The transportation sector now ranks third in security vulnerability, with GPS tracking, computer networks, and automation all being targeted by cyber threat, according to a recent whitepaper released by insurance firm Arthur J. Gallagher & Co. The whitepaper also informs that 2017 was a record year for cyber attacks and the average total cost per breach for the average company has reached $3.79 million.
Adam Cottini, managing director of the cyber liability practice with Gallagher says:
An overlooked component of this discussion is when you think about the premises, the grounds themselves, where you have automation put into the actual movement of goods and products on the ground into the vehicles themselves.

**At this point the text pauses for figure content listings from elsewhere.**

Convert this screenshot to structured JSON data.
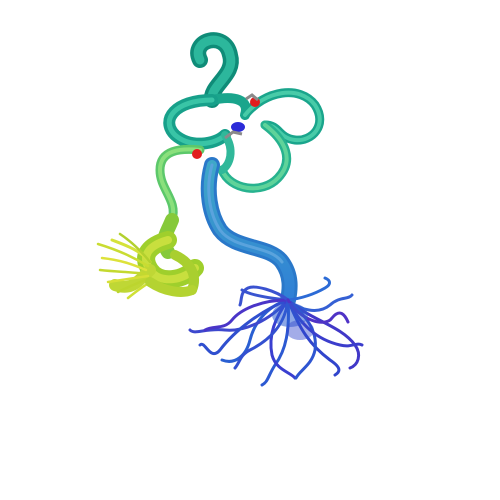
{
  "scene": {
    "subject": "protein-ribbon-ensemble",
    "background_color": "#ffffff",
    "colors": {
      "teal": "#1aa58c",
      "teal_dark": "#0f8c78",
      "cyan": "#2cb7a8",
      "mint": "#5fd39a",
      "green": "#7ad04a",
      "yellow_green": "#b8d630",
      "yellow": "#dde23a",
      "blue": "#2f7fd6",
      "blue_dark": "#2a5fd2",
      "indigo": "#3a3fd0",
      "violet": "#4a35c8",
      "oxygen_red": "#e21d1d",
      "nitrogen_blue": "#2b2bd8"
    }
  }
}
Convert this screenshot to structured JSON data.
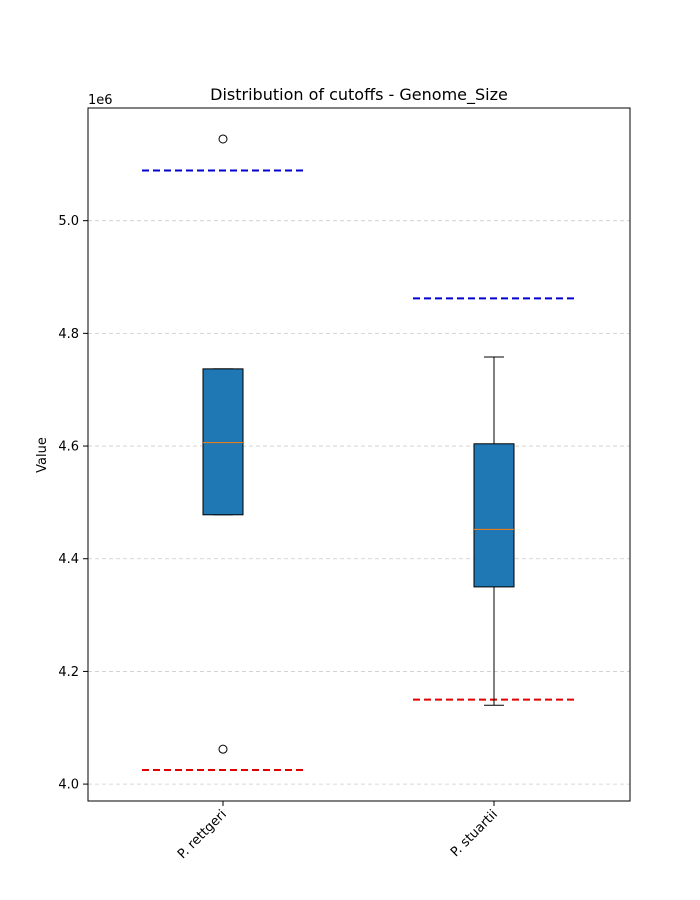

For instance, the fallout from a breach for a shipping company can impact others inside and outside of the industry – consumers and resellers, as a potential pause in operations and products being transported affects the whole supply chain. At the end of the line, people hoping to buy goods might be left empty-handed if those items never make it to stores, the paper suggests. This means that business interruption is a key component of the cyber insurance coverage for this sector.
The biggest and most sought after component of insurance for the transportation business is the cyber extortion coverage and the business interruption coverage. That piece of the pie has contingency concerns that exist uniquely in the space of transportation that a lot of other entities may not feel as strongly about. While the transportation industry has implemented technology in some ways, namely to increase efficiency in operations, the adoption of technology that minimizes vulnerability to cyber threats hasn’t necessarily occurred at the same rate.
Mr. Cottini cites an endpoint technology that monitors for cyber attacks through AI and machine learning, and can detect zero-day attacks, which are new and never-before-seen, and thus don’t have a known signature yet.
The transportation business as a norm is less willing or less inclined to adopt this technology than we have seen from other industries.
In the latest issue of its cyber security newsletter, Be Cyber Aware at Sea campaign issued another safety poster addressing the fact that seafarers are in a daily fight against not just the cyber security risks and threats which face them, but actually the tools which are meant to help them.
All too often we hear of seafarers failing to get to grips with the firewalls, encryption, antivirus software and means of heading off cyber attacks. Seafarers need to not just be aware of what they are fighting, but of the things which can help them. So, we hope the poster acts as a timely and useful reminder.